The final wave: Harneys' inaugural recovery breakfast

To close out the week, Harneys hosted ‘The Final Wave’, our inaugural recovery breakfast at our BVI offices, designed to give delegates a chance to decompress and reconnect before heading home. After three days of island-hopping between Oil Nut Bay and Necker, a more relaxed gathering felt like the right way to bring things full circle. Good coffee, good company and the chance to thank the colleagues, clients and collaborators who made the week so memorable.

Trust as currency

Beyond the panels and presentations, one theme seemed to emerge in almost every conversation throughout the week: trust. The digital asset industry has matured considerably in recent years. Early debates centred on whether blockchain and digital assets would ever achieve meaningful adoption, but that question now feels largely settled. The conversations at Fintech on the Seas 2026 reflected this evolution, moving beyond foundational scepticism towards more practical and, in many respects, more substantive territory. The focus has shifted decisively towards implementation, infrastructure and execution: responsible approaches to asset tokenisation, the development of investment products that inspire confidence, and the design of regulatory frameworks capable of encouraging innovation while safeguarding market integrity.

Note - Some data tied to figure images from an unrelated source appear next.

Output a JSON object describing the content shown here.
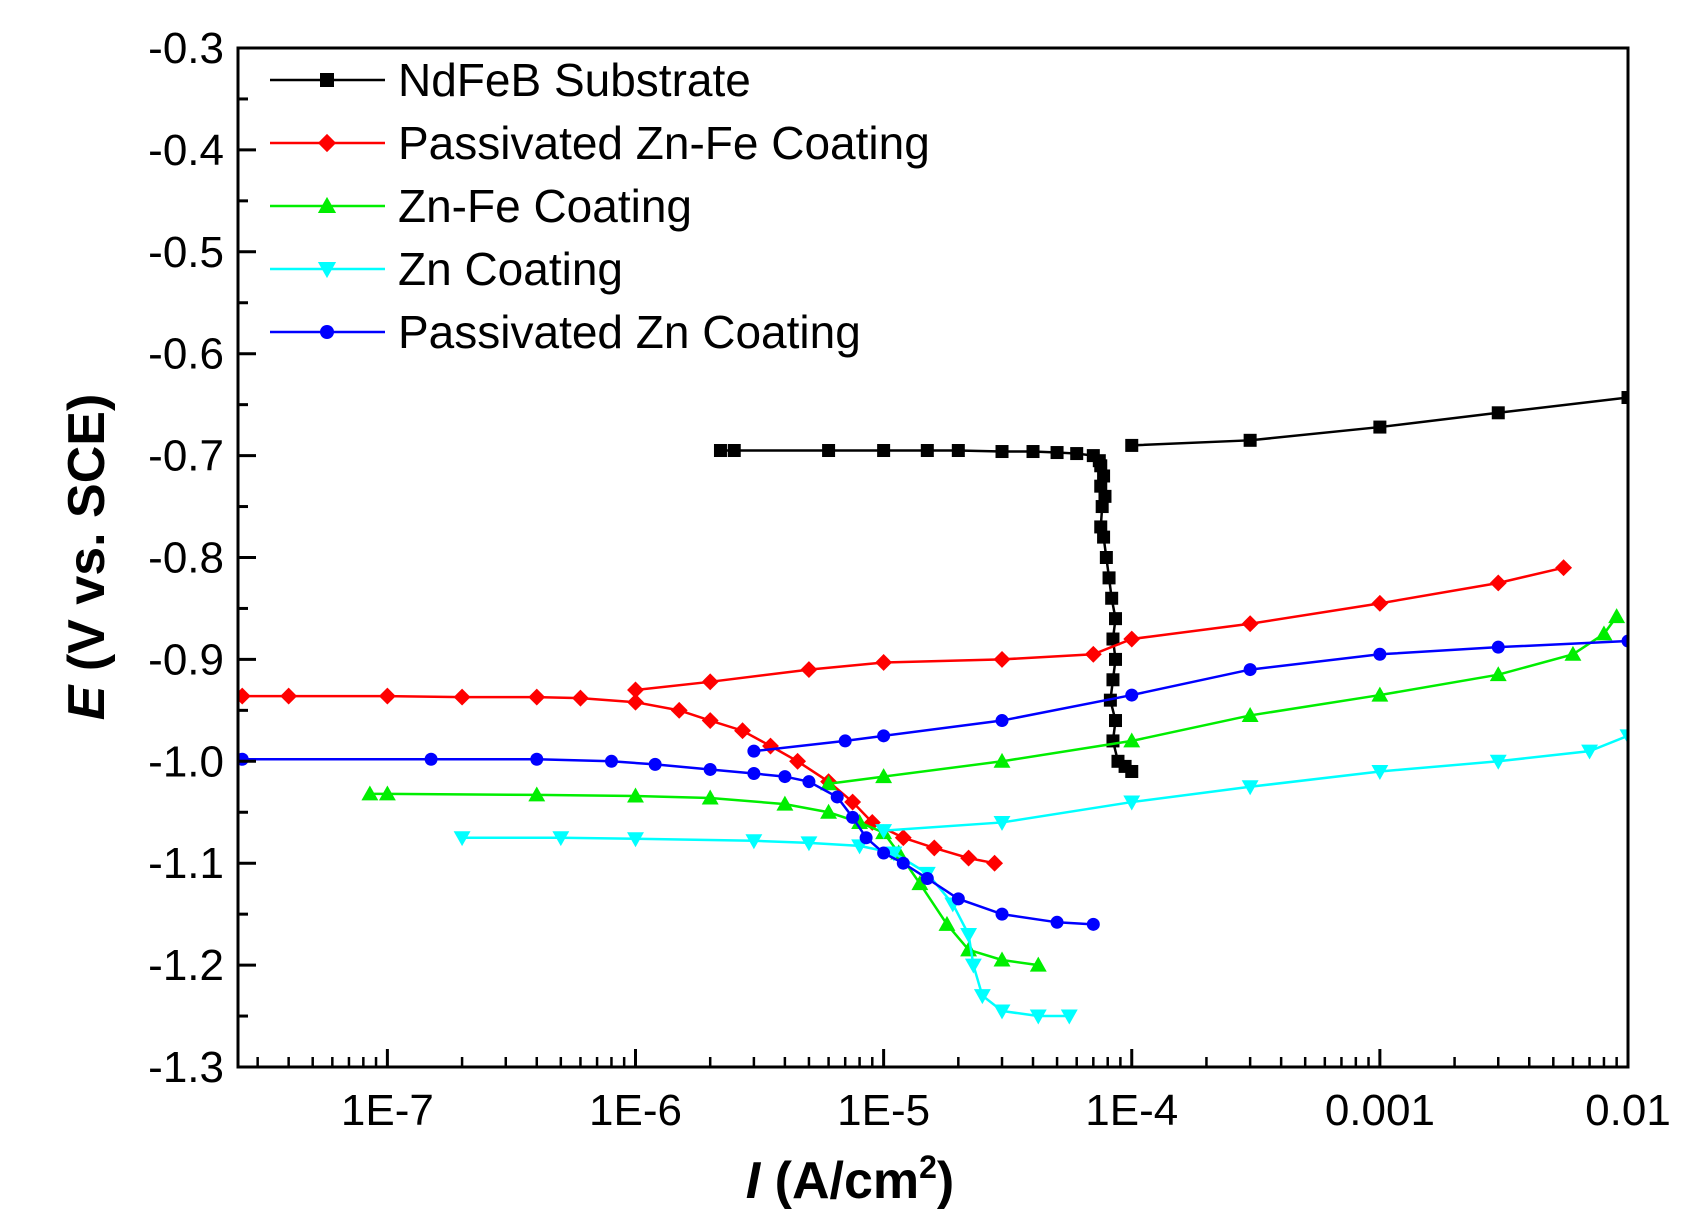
{
  "chart_data": {
    "type": "scatter",
    "x_scale": "log",
    "xlim": [
      2.5e-08,
      0.01
    ],
    "ylim": [
      -1.3,
      -0.3
    ],
    "y_ticks": [
      -0.3,
      -0.4,
      -0.5,
      -0.6,
      -0.7,
      -0.8,
      -0.9,
      -1.0,
      -1.1,
      -1.2,
      -1.3
    ],
    "y_tick_labels": [
      "-0.3",
      "-0.4",
      "-0.5",
      "-0.6",
      "-0.7",
      "-0.8",
      "-0.9",
      "-1.0",
      "-1.1",
      "-1.2",
      "-1.3"
    ],
    "x_ticks": [
      1e-07,
      1e-06,
      1e-05,
      0.0001,
      0.001,
      0.01
    ],
    "x_tick_labels": [
      "1E-7",
      "1E-6",
      "1E-5",
      "1E-4",
      "0.001",
      "0.01"
    ],
    "xlabel": {
      "symbol": "I",
      "unit_open": "(A/cm",
      "sup": "2",
      "unit_close": ")"
    },
    "ylabel": {
      "symbol": "E",
      "rest": "(V vs. SCE)"
    },
    "legend_position": "top-left",
    "series": [
      {
        "name": "NdFeB Substrate",
        "color": "#000000",
        "marker": "square",
        "points": [
          [
            0.0001,
            -1.01
          ],
          [
            9.4e-05,
            -1.005
          ],
          [
            8.8e-05,
            -1.0
          ],
          [
            8.4e-05,
            -0.98
          ],
          [
            8.6e-05,
            -0.96
          ],
          [
            8.2e-05,
            -0.94
          ],
          [
            8.4e-05,
            -0.92
          ],
          [
            8.6e-05,
            -0.9
          ],
          [
            8.4e-05,
            -0.88
          ],
          [
            8.6e-05,
            -0.86
          ],
          [
            8.3e-05,
            -0.84
          ],
          [
            8.1e-05,
            -0.82
          ],
          [
            7.9e-05,
            -0.8
          ],
          [
            7.7e-05,
            -0.78
          ],
          [
            7.5e-05,
            -0.77
          ],
          [
            7.6e-05,
            -0.75
          ],
          [
            7.8e-05,
            -0.74
          ],
          [
            7.5e-05,
            -0.73
          ],
          [
            7.7e-05,
            -0.72
          ],
          [
            7.5e-05,
            -0.71
          ],
          [
            7.4e-05,
            -0.705
          ],
          [
            7e-05,
            -0.7
          ],
          [
            6e-05,
            -0.698
          ],
          [
            5e-05,
            -0.697
          ],
          [
            4e-05,
            -0.696
          ],
          [
            3e-05,
            -0.696
          ],
          [
            2e-05,
            -0.695
          ],
          [
            1.5e-05,
            -0.695
          ],
          [
            1e-05,
            -0.695
          ],
          [
            6e-06,
            -0.695
          ],
          [
            2.5e-06,
            -0.695
          ],
          [
            2.2e-06,
            -0.695
          ],
          [
            0.0001,
            -0.69
          ],
          [
            0.0003,
            -0.685
          ],
          [
            0.001,
            -0.672
          ],
          [
            0.003,
            -0.658
          ],
          [
            0.01,
            -0.643
          ]
        ]
      },
      {
        "name": "Passivated Zn-Fe Coating",
        "color": "#ff0000",
        "marker": "diamond",
        "points": [
          [
            2.8e-05,
            -1.1
          ],
          [
            2.2e-05,
            -1.095
          ],
          [
            1.6e-05,
            -1.085
          ],
          [
            1.2e-05,
            -1.075
          ],
          [
            9e-06,
            -1.06
          ],
          [
            7.5e-06,
            -1.04
          ],
          [
            6e-06,
            -1.02
          ],
          [
            4.5e-06,
            -1.0
          ],
          [
            3.5e-06,
            -0.985
          ],
          [
            2.7e-06,
            -0.97
          ],
          [
            2e-06,
            -0.96
          ],
          [
            1.5e-06,
            -0.95
          ],
          [
            1e-06,
            -0.942
          ],
          [
            6e-07,
            -0.938
          ],
          [
            4e-07,
            -0.937
          ],
          [
            2e-07,
            -0.937
          ],
          [
            1e-07,
            -0.936
          ],
          [
            4e-08,
            -0.936
          ],
          [
            2.6e-08,
            -0.936
          ],
          [
            1e-06,
            -0.93
          ],
          [
            2e-06,
            -0.922
          ],
          [
            5e-06,
            -0.91
          ],
          [
            1e-05,
            -0.903
          ],
          [
            3e-05,
            -0.9
          ],
          [
            7e-05,
            -0.895
          ],
          [
            0.0001,
            -0.88
          ],
          [
            0.0003,
            -0.865
          ],
          [
            0.001,
            -0.845
          ],
          [
            0.003,
            -0.825
          ],
          [
            0.0055,
            -0.81
          ]
        ]
      },
      {
        "name": "Zn-Fe Coating",
        "color": "#00ee00",
        "marker": "triangle-up",
        "points": [
          [
            4.2e-05,
            -1.2
          ],
          [
            3e-05,
            -1.195
          ],
          [
            2.2e-05,
            -1.185
          ],
          [
            1.8e-05,
            -1.16
          ],
          [
            1.4e-05,
            -1.12
          ],
          [
            1.15e-05,
            -1.09
          ],
          [
            1e-05,
            -1.07
          ],
          [
            8e-06,
            -1.06
          ],
          [
            6e-06,
            -1.05
          ],
          [
            4e-06,
            -1.042
          ],
          [
            2e-06,
            -1.036
          ],
          [
            1e-06,
            -1.034
          ],
          [
            4e-07,
            -1.033
          ],
          [
            1e-07,
            -1.032
          ],
          [
            8.5e-08,
            -1.032
          ],
          [
            6e-06,
            -1.022
          ],
          [
            1e-05,
            -1.015
          ],
          [
            3e-05,
            -1.0
          ],
          [
            0.0001,
            -0.98
          ],
          [
            0.0003,
            -0.955
          ],
          [
            0.001,
            -0.935
          ],
          [
            0.003,
            -0.915
          ],
          [
            0.006,
            -0.895
          ],
          [
            0.008,
            -0.875
          ],
          [
            0.009,
            -0.858
          ]
        ]
      },
      {
        "name": "Zn Coating",
        "color": "#00ffff",
        "marker": "triangle-down",
        "points": [
          [
            5.6e-05,
            -1.25
          ],
          [
            4.2e-05,
            -1.25
          ],
          [
            3e-05,
            -1.245
          ],
          [
            2.5e-05,
            -1.23
          ],
          [
            2.3e-05,
            -1.2
          ],
          [
            2.2e-05,
            -1.17
          ],
          [
            1.9e-05,
            -1.14
          ],
          [
            1.5e-05,
            -1.11
          ],
          [
            1.1e-05,
            -1.09
          ],
          [
            8e-06,
            -1.083
          ],
          [
            5e-06,
            -1.08
          ],
          [
            3e-06,
            -1.078
          ],
          [
            1e-06,
            -1.076
          ],
          [
            5e-07,
            -1.075
          ],
          [
            2e-07,
            -1.075
          ],
          [
            1e-05,
            -1.068
          ],
          [
            3e-05,
            -1.06
          ],
          [
            0.0001,
            -1.04
          ],
          [
            0.0003,
            -1.025
          ],
          [
            0.001,
            -1.01
          ],
          [
            0.003,
            -1.0
          ],
          [
            0.007,
            -0.99
          ],
          [
            0.01,
            -0.975
          ]
        ]
      },
      {
        "name": "Passivated Zn Coating",
        "color": "#0000ff",
        "marker": "circle",
        "points": [
          [
            7e-05,
            -1.16
          ],
          [
            5e-05,
            -1.158
          ],
          [
            3e-05,
            -1.15
          ],
          [
            2e-05,
            -1.135
          ],
          [
            1.5e-05,
            -1.115
          ],
          [
            1.2e-05,
            -1.1
          ],
          [
            1e-05,
            -1.09
          ],
          [
            8.5e-06,
            -1.075
          ],
          [
            7.5e-06,
            -1.055
          ],
          [
            6.5e-06,
            -1.035
          ],
          [
            5e-06,
            -1.02
          ],
          [
            4e-06,
            -1.015
          ],
          [
            3e-06,
            -1.012
          ],
          [
            2e-06,
            -1.008
          ],
          [
            1.2e-06,
            -1.003
          ],
          [
            8e-07,
            -1.0
          ],
          [
            4e-07,
            -0.998
          ],
          [
            1.5e-07,
            -0.998
          ],
          [
            2.6e-08,
            -0.998
          ],
          [
            3e-06,
            -0.99
          ],
          [
            7e-06,
            -0.98
          ],
          [
            1e-05,
            -0.975
          ],
          [
            3e-05,
            -0.96
          ],
          [
            0.0001,
            -0.935
          ],
          [
            0.0003,
            -0.91
          ],
          [
            0.001,
            -0.895
          ],
          [
            0.003,
            -0.888
          ],
          [
            0.01,
            -0.882
          ]
        ]
      }
    ]
  }
}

In many ways, trust has become the thread connecting each of these practical questions. The digital asset industry has spent the last decade proving what is technologically possible. The next chapter will be about proving what is sustainable. Technology alone is not enough. Investors need confidence, institutions need legal certainty and regulators need assurance that innovation can develop responsibly.

This is where jurisdictions such as the British Virgin Islands have a real opportunity. The BVI's success as an international financial centre has always been built on sophisticated legal structures, commercial pragmatism and a commitment to providing certainty in an increasingly complex world. Those same attributes are becoming increasingly valuable in digital assets. The recent growth of stablecoins and tokenised treasury products connected to the jurisdiction demonstrates that the BVI is no longer simply participating in the digital asset industry. It is helping shape it.

Perhaps the most encouraging aspect of the week was seeing regulators, entrepreneurs, investors and advisers engaging in these conversations together. In an industry that often prides itself on disruption, there was a clear recognition that long-term success will depend not only on innovation, but also on trust, collaboration and robust legal infrastructure.

If Fintech on the Seas 2026 is any indication, the future of digital finance will be built not by those who move fastest, but by those who build most thoughtfully.